Graduate school of arts and sciences

Where do I go from Yale?

The Graduate School Alumni Association’s fifth annual career mentoring workshop in May attracted some 160 students to learn from and network with 40 speakers (most of them alumni) and other alumni during the breaks, at lunch, and at the closing reception. Anna Barry ’98PhD (chemistry) and Tripp Evans ’98PhD (history of art), with GSAA chair Anthony Sabatelli ’84PhD (chemistry), organized the event. 

Janine Dames, director of the Yale Office of Career Strategy, spoke about the transferable skills that PhD holders can take into the working world. Panels and breakout sessions addressed specific issues in today’s job market, and speakers from many disciplines spoke about their work in a remarkably wide range of professions.

Graduate mentor awards

Professors Naomi Lamoreaux, Verity Harte, and Hal Blumenfeld were honored at this year’s Convocation with Graduate Mentor Awards, which recognize advisers who have been exceptionally supportive of their students’ professional, scholarly, and personal development. The winners were chosen from more than 50 faculty members who were nominated anonymously by their students.

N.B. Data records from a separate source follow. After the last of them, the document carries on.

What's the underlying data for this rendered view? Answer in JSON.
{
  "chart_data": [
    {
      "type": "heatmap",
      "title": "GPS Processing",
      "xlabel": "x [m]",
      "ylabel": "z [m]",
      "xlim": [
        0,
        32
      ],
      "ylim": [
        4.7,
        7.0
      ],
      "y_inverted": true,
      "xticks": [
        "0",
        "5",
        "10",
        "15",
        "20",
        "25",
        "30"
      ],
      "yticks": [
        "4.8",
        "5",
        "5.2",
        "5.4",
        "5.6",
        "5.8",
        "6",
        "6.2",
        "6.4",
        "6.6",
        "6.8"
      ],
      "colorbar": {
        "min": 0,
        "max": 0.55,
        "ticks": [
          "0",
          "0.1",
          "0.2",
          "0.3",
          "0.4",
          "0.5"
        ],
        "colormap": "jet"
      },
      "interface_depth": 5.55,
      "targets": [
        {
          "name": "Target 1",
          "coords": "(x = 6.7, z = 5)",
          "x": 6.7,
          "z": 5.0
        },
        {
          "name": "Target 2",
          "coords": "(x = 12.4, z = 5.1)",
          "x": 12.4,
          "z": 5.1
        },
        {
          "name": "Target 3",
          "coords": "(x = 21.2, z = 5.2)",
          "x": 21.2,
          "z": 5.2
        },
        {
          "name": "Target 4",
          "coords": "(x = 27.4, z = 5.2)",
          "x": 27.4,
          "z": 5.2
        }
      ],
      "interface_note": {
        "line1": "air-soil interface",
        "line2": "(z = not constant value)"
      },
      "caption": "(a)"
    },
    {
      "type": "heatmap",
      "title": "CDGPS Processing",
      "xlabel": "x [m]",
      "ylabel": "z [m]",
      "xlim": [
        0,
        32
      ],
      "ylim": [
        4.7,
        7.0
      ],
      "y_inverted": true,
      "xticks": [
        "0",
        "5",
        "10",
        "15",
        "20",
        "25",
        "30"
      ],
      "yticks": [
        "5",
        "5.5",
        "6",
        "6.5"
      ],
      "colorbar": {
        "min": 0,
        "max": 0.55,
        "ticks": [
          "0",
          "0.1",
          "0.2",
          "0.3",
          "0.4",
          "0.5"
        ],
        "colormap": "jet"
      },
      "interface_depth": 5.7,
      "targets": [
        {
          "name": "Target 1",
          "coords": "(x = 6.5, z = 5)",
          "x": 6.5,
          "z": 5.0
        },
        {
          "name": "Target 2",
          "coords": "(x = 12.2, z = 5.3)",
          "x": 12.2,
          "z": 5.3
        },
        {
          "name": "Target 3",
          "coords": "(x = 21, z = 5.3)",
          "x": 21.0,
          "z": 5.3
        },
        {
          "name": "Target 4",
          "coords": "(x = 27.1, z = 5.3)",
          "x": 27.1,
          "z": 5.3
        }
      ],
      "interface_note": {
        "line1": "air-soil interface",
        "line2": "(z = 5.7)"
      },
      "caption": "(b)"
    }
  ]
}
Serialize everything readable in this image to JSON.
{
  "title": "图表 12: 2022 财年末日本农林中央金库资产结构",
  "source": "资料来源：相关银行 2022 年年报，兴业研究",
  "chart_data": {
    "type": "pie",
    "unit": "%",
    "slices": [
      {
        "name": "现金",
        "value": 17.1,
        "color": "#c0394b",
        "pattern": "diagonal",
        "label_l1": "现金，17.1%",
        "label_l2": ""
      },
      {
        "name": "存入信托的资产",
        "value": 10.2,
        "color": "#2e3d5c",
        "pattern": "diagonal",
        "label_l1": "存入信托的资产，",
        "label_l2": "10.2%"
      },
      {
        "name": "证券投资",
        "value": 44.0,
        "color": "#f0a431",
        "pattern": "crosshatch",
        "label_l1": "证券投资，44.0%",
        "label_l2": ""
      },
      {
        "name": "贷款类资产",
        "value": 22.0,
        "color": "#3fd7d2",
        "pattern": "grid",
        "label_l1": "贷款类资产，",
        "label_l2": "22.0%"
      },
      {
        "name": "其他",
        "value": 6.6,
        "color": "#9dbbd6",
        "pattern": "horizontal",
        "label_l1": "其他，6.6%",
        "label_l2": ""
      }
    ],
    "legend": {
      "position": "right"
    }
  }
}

Lamoreaux is the Stanley B. Resor Professor of Economics and History and chair of the Department of History. One of her grateful advisees wrote, “Naomi is a great mentor because of who she is—a successful, kind, and generous role model, especially for young women trying to make it in academia.” Harte is professor of philosophy and classics and specializes in ancient philosophy. In nominating Harte, one student wrote, “She has almost single-handedly created the joint program in classics and philosophy since arriving at Yale in 2006, and has constantly worked to improve it as a training program for PhD students.” Blumenfeld is the Mark Loughridge and Michele Williams Professor, director of the Yale Clinical Neuroscience Imaging Center, and professor of neurology, neurobiology, and neurosurgery at Yale Medical School. His research focuses on epilepsy and the neural mechanisms of consciousness. One student wrote that Blumenfeld’s “passion for his work . . . is unmatched by any mentor I have encountered. He has an excitement for his research that is contagious.”